Dyeing cotton-blend yarn with Jacquard iDye

I ordered a sweater's worth of Knit Picks Shine Worsted in the color Citrine last month, for the Primrose Path sweater from Twist Collective. Unfortunately, when the yarn arrived, it was totally not my color. I could barely stand it. Of course, that's a risk one takes when ordering yarn online without seeing it in real life, and I knew that before I ordered. I had a choice: ditch the yarn, or dye it.
I've done a bit of dyeing before, but Shine is a cotton/modal blend - I've only ever dyed animal fibers before.

Cotton doesn't dye the same way that wool does, so I needed a different type of dye to do it. On wool or other animal fibers, I would just dye with food coloring and some lemon juice, or similar - but that wouldn't work on cotton, so I went to the craft store and got some Jacquard iDye. iDye is a fiber-reactive dye that works on all natural fibers and rayon. Since modal is a type of rayon, iDye will dye both the fibers in Knit Picks Shine. For polyester and nylon, there is a special formulation, iDye Poly.

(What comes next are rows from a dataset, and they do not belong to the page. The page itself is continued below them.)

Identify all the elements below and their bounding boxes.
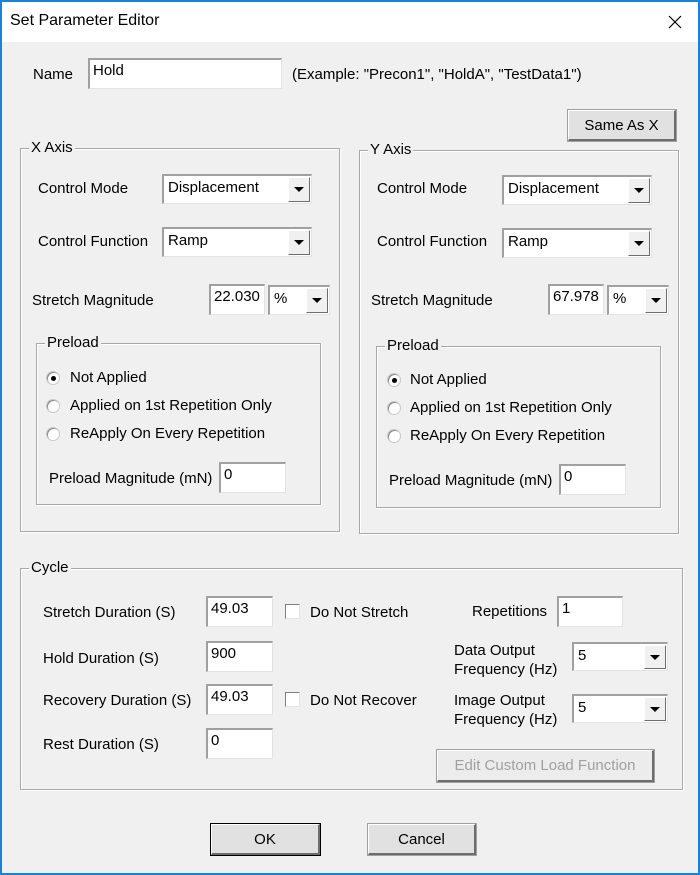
rest-duration-label: Rest Duration (S) (43, 736, 159, 753)
name-example-hint: (Example: "Precon1", "HoldA", "TestData1… (292, 66, 582, 83)
chevron-down-icon[interactable] (288, 230, 310, 255)
recovery-duration-label: Recovery Duration (S) (43, 692, 192, 709)
y-stretch-unit-select[interactable]: % (607, 285, 669, 315)
radio-button[interactable] (387, 401, 401, 415)
x-control-function-label: Control Function (38, 233, 149, 250)
repetitions-label: Repetitions (472, 603, 548, 620)
x-control-function-value: Ramp (168, 232, 209, 249)
x-axis-group-title: X Axis (29, 139, 75, 157)
x-stretch-unit-select[interactable]: % (268, 285, 330, 315)
x-control-function-select[interactable]: Ramp (162, 227, 312, 257)
checkbox-box[interactable] (285, 604, 300, 619)
x-preload-group-title: Preload (45, 334, 101, 352)
do-not-recover-label: Do Not Recover (310, 692, 417, 709)
y-control-mode-value: Displacement (508, 180, 599, 197)
radio-label: Not Applied (70, 369, 147, 386)
radio-button[interactable] (46, 427, 60, 441)
cycle-group-title: Cycle (29, 559, 71, 577)
y-preload-magnitude-label: Preload Magnitude (mN) (389, 472, 553, 489)
y-control-mode-label: Control Mode (377, 180, 468, 197)
rest-duration-input[interactable]: 0 (206, 728, 273, 759)
stretch-duration-input[interactable]: 49.03 (206, 596, 273, 627)
repetitions-input[interactable]: 1 (557, 596, 623, 627)
x-preload-magnitude-label: Preload Magnitude (mN) (49, 470, 213, 487)
title-bar: Set Parameter Editor (2, 2, 698, 42)
x-control-mode-label: Control Mode (38, 180, 129, 197)
image-output-frequency-label: Image Output Frequency (Hz) (454, 691, 557, 729)
chevron-down-icon[interactable] (644, 645, 666, 669)
data-output-frequency-label: Data Output Frequency (Hz) (454, 641, 557, 679)
y-preload-group-title: Preload (385, 337, 441, 355)
same-as-x-button[interactable]: Same As X (567, 109, 677, 142)
y-stretch-magnitude-input[interactable]: 67.978 (548, 284, 604, 315)
cancel-button[interactable]: Cancel (367, 823, 477, 856)
image-output-frequency-select[interactable]: 5 (572, 694, 668, 723)
chevron-down-icon[interactable] (645, 288, 667, 313)
x-stretch-magnitude-input[interactable]: 22.030 (209, 284, 265, 315)
recovery-duration-input[interactable]: 49.03 (206, 684, 273, 715)
y-stretch-magnitude-label: Stretch Magnitude (371, 292, 493, 309)
chevron-down-icon[interactable] (628, 178, 650, 203)
radio-button[interactable] (387, 429, 401, 443)
edit-custom-load-function-button[interactable]: Edit Custom Load Function (436, 749, 655, 783)
set-parameter-editor-window: Set Parameter Editor Name Hold (Example:… (0, 0, 700, 875)
chevron-down-icon[interactable] (288, 177, 310, 202)
name-label: Name (33, 66, 74, 83)
name-input[interactable]: Hold (88, 58, 282, 89)
image-output-label-line1: Image Output (454, 692, 545, 709)
x-stretch-magnitude-label: Stretch Magnitude (32, 292, 154, 309)
chevron-down-icon[interactable] (306, 288, 328, 313)
data-output-label-line1: Data Output (454, 642, 535, 659)
radio-button[interactable] (46, 399, 60, 413)
data-output-frequency-value: 5 (578, 647, 587, 664)
close-button[interactable] (652, 2, 698, 42)
checkbox-box[interactable] (285, 692, 300, 707)
stretch-duration-label: Stretch Duration (S) (43, 604, 176, 621)
x-control-mode-value: Displacement (168, 179, 259, 196)
y-preload-magnitude-input[interactable]: 0 (559, 464, 626, 495)
image-output-frequency-value: 5 (578, 699, 587, 716)
hold-duration-input[interactable]: 900 (206, 641, 273, 672)
radio-button[interactable] (387, 373, 401, 387)
do-not-stretch-label: Do Not Stretch (310, 604, 409, 621)
image-output-label-line2: Frequency (Hz) (454, 711, 558, 728)
window-title: Set Parameter Editor (10, 12, 160, 29)
radio-label: ReApply On Every Repetition (410, 427, 606, 444)
radio-button[interactable] (46, 371, 60, 385)
radio-label: Applied on 1st Repetition Only (70, 397, 272, 414)
radio-label: Applied on 1st Repetition Only (410, 399, 612, 416)
chevron-down-icon[interactable] (628, 231, 650, 256)
y-stretch-unit-value: % (613, 290, 627, 307)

I picked up the iDye because it was on sale and it looked particularly easy to use - you can dye in the washing machine! Here's the step-by-step dyeing process.

I started with 14 balls of Shine in Citrine.

KnitPicks Shine Worsted Aran cotton tencel yarn blend

First, I wound those balls by hand into center-pull balls, for ease of skein-winding.
Knit Picks Shine worsted cotton modal green colour in centerpull balls

Then, I wound all my balls into hanks using my electric skein winder.
Electric Skein Winder mechanical wound hanks skeins

I made sure to tie the hanks securely in several places. Actually, I tied each skein three times individually, and then I tied sets of three skeins together into larger mega-skeins.
Secure tied hanks skeins of yarn yellow green

Once I had my skeins wound and securely tied, I was ready to start dyeing.
Wound skeins hanks of yarn cotton wool

The dye comes in a little packet which will dissolve in water. You toss the packet into the wash and run the cycle. My shade of iDye is called 'turquoise', but I think it's on the bluer side of the scale. Since I was overdyeing some yarn, I can't be sure what color it would dye something that was white.
Jacquard idye machine washing dye turquoise

Adding a little salt to the wash will set the colors.
Pouring salt into washing machine to overdye ugly yarn

Then I wet my yarn, tossed it all into the machine, and ran the cycle. I extended the cycle a little bit, and also ran an extra rinse to ensure all the color was washed out.
Fiber reactive dyeing knitting yarn cotton modal tencel rayon

How did my yarn come out? Fairly well! The color is now a fairly bright, lush blueish green. Color saturation is mostly even - there are a couple spots which escaped dyeing, and all in all I think the yarn will produce a very subtle kettle-dyed effect - just enough variation to keep the color from looking flat. I imagine the dye would have been even more even if I had let the yarn soak in water longer before dyeing.
Knit Picks Shine worsted pima cotton and modal yarn overdyed in washing machine easy
The one problem with this method is that my skeins came out tangled. Very tangled. The dye is mostly meant for fabric, not yarn, and the agitation of the washing machine tangled up the skeins really well. I would also not recommend this method for wool yarn, for obvious reasons. But it works for my purposes - I needed a cheap, easy way of over dyeing a cotton and rayon blend yarn. It will take some time for me to untangle and wind my skeins into balls, but I don't really mind. It's something to keep my hands busy while watching TV.